Hellraisers Journal – Tuesday June 8, 1920
Matewan, West Virginia – Miners and Citizens Battle Company Gunthugs

From the United Mine Workers Journal of June 1, 1920:

Matewan v Gunthugs, HdLn UMWJ p5, June 1, 1920

Ten or twelve men were killed in a battle between Baldwin-Felts gunmen and citizens of the town of Matewan, W. Va., on May 19. The exact number of deaths has not been learned, because it is said that one or more bodies were lost in the Tug river when some of the men attempted to swim across. The battle was the result of activities of the gunmen who were in the employ of the Stone Mountain Coal Company. It has been impossible also to obtain a correct list of the names of the dead.

Matewan is in the very heart of the Tug river field, one of the most notorious hotbeds of nonunionism in West Virginia. Coal operators in that field have for years resisted with all of their power the efforts of the miners to organize and join the United Mine Workers of America. They have employed all of the bloody tactics that have prevailed in such fields for many years, including the use of gunmen and thugs, the blackjack and other methods of repression.

A short time ago the miners employed at a mine owned by the Stone Mountain Company undertook to form an organization. The company immediately applied the usual remedy. It discharged the men from its employ. Then the company decided to evict the men and their families from the houses in which they lived and which were owned by the company. It was the thought of the company that this would help to break up the movement for the organization of a local union.

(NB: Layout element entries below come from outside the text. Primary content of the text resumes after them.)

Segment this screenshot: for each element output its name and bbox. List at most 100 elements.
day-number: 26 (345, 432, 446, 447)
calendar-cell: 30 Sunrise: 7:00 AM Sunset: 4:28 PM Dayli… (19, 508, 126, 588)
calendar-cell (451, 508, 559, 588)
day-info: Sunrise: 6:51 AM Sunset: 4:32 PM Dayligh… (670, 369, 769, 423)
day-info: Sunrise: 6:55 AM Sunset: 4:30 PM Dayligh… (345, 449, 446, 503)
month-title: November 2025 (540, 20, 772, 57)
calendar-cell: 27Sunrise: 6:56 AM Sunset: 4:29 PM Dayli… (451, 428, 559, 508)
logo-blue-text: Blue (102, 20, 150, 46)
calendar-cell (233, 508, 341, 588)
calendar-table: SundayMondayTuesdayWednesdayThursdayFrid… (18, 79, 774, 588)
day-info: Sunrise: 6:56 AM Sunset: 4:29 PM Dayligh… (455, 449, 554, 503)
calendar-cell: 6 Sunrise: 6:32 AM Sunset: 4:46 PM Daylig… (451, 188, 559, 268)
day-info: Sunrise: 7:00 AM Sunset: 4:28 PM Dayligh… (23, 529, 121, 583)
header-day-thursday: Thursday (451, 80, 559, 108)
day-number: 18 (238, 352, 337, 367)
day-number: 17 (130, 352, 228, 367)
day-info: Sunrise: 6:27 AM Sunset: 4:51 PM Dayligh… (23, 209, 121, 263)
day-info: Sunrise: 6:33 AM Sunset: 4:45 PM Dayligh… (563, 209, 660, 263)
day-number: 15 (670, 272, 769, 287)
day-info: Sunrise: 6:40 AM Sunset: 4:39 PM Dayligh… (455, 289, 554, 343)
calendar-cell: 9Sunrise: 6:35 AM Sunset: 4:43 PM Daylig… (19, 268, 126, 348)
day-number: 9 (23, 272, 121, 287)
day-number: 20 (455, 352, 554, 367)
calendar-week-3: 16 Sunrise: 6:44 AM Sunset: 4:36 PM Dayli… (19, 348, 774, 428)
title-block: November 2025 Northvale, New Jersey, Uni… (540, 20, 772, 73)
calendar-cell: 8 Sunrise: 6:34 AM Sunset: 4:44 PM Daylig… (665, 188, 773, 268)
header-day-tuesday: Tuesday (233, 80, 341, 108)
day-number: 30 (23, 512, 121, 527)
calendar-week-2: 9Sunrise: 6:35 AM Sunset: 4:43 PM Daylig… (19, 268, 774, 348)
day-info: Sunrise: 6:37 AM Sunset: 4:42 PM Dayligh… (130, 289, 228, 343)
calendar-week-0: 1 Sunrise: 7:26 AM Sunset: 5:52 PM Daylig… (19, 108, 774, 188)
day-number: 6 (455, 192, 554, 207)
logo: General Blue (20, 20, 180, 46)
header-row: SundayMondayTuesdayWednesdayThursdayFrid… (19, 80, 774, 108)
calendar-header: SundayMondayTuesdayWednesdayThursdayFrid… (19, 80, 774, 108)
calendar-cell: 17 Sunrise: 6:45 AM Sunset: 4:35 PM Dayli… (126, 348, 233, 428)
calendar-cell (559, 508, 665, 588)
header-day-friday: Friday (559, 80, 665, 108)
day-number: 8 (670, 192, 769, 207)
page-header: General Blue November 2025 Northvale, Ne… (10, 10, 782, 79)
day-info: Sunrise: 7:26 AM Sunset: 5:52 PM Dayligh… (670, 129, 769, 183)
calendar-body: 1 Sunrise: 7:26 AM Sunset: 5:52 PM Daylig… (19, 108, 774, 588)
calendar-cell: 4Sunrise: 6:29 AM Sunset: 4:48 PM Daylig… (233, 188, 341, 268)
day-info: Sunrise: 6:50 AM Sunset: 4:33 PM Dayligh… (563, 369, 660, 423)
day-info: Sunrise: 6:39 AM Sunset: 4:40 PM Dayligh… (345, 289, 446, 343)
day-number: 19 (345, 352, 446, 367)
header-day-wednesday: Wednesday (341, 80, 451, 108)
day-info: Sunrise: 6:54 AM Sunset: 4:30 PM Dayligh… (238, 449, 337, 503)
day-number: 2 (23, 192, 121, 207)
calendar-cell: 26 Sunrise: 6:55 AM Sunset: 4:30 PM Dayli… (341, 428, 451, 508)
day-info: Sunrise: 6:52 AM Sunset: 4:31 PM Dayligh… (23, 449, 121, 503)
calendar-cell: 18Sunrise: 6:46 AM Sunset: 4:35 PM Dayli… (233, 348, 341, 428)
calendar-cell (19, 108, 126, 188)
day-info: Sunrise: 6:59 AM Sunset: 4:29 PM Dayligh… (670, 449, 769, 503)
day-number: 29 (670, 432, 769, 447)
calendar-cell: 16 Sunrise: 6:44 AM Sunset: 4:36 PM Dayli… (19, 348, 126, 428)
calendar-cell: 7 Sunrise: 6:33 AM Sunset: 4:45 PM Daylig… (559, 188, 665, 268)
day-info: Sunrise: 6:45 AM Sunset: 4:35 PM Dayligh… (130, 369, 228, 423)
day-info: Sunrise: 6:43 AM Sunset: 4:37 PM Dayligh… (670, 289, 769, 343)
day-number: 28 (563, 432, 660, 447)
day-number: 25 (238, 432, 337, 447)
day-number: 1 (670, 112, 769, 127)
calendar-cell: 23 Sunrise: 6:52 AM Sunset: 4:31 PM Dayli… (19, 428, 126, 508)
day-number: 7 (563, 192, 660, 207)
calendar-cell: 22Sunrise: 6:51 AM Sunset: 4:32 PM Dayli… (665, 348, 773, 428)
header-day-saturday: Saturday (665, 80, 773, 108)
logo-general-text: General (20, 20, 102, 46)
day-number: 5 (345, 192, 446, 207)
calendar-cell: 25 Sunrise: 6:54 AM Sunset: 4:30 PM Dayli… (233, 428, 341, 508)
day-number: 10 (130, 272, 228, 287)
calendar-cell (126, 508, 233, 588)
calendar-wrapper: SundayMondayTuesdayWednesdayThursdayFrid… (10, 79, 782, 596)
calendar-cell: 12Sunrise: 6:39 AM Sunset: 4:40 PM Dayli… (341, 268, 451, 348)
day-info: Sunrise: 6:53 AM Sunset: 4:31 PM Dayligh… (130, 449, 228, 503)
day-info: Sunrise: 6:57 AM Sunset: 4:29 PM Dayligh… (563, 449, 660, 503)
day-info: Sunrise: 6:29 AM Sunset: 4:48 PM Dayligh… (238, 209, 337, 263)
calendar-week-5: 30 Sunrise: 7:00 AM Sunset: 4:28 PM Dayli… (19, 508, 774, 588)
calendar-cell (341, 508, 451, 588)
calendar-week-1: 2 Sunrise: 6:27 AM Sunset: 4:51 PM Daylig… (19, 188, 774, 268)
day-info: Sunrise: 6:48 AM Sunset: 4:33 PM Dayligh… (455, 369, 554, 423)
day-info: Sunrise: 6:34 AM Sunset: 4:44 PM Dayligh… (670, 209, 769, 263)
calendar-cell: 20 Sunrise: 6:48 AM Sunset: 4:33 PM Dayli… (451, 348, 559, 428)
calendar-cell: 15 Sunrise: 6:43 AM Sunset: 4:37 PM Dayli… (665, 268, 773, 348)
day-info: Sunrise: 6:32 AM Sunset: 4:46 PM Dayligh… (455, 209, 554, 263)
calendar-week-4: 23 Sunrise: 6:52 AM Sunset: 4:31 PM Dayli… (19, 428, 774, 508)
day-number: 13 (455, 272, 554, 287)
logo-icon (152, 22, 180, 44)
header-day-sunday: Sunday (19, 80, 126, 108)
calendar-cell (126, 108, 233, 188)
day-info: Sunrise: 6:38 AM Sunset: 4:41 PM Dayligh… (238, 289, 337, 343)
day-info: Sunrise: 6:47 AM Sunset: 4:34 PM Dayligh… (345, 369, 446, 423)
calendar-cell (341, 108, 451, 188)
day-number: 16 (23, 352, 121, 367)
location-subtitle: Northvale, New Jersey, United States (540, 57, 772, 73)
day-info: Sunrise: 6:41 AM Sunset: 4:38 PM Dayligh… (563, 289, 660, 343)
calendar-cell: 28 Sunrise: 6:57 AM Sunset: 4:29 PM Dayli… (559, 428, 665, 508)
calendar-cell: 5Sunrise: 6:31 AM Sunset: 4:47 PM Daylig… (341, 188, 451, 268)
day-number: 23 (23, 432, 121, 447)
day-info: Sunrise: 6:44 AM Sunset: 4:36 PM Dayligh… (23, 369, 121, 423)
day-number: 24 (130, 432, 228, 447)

A large force of “detectives” was hired from the Baldwin-Felts agency at Bluefield, W. Va., and sent to Matewan to evict the miners and their families. An Associated Press dispatch from Matewan told the story of the battle as follows:

The shooting, in which Baldwin-Felts detectives clashed with citizens and the police, followed the eviction of a number of miners from Stone Mountain Coal Company houses yesterday, according to the authorities. Two mines were closed recently when it became known that an effort was being made to unionize them. The miners claim that the detectives were sent to dispossess families of workers who had been discharged.

A shot, said by the authorities to have been fired from the coat pocket of Albert Felts, a detective, and which ended the life of Mayor Cabell Testerman, started the battle. An instant later Felts, according to authorities, was killed by “Sid” Hatfield, chief of police. The shooting then became general, and when the battle ended seven detectives, the mayor, and four miners were dead and three other persons badly wounded. Felts, it is said, had a warrant for the arrest of Chief Hatfield on a charge that he had taken a prisoner from detectives some time ago. The mayor was reading the warrant when he was killed.

It was said that the gunmen wore badges as deputy sheriff’s of Harlan county, Ky., and that they had been imported from there to Matewan.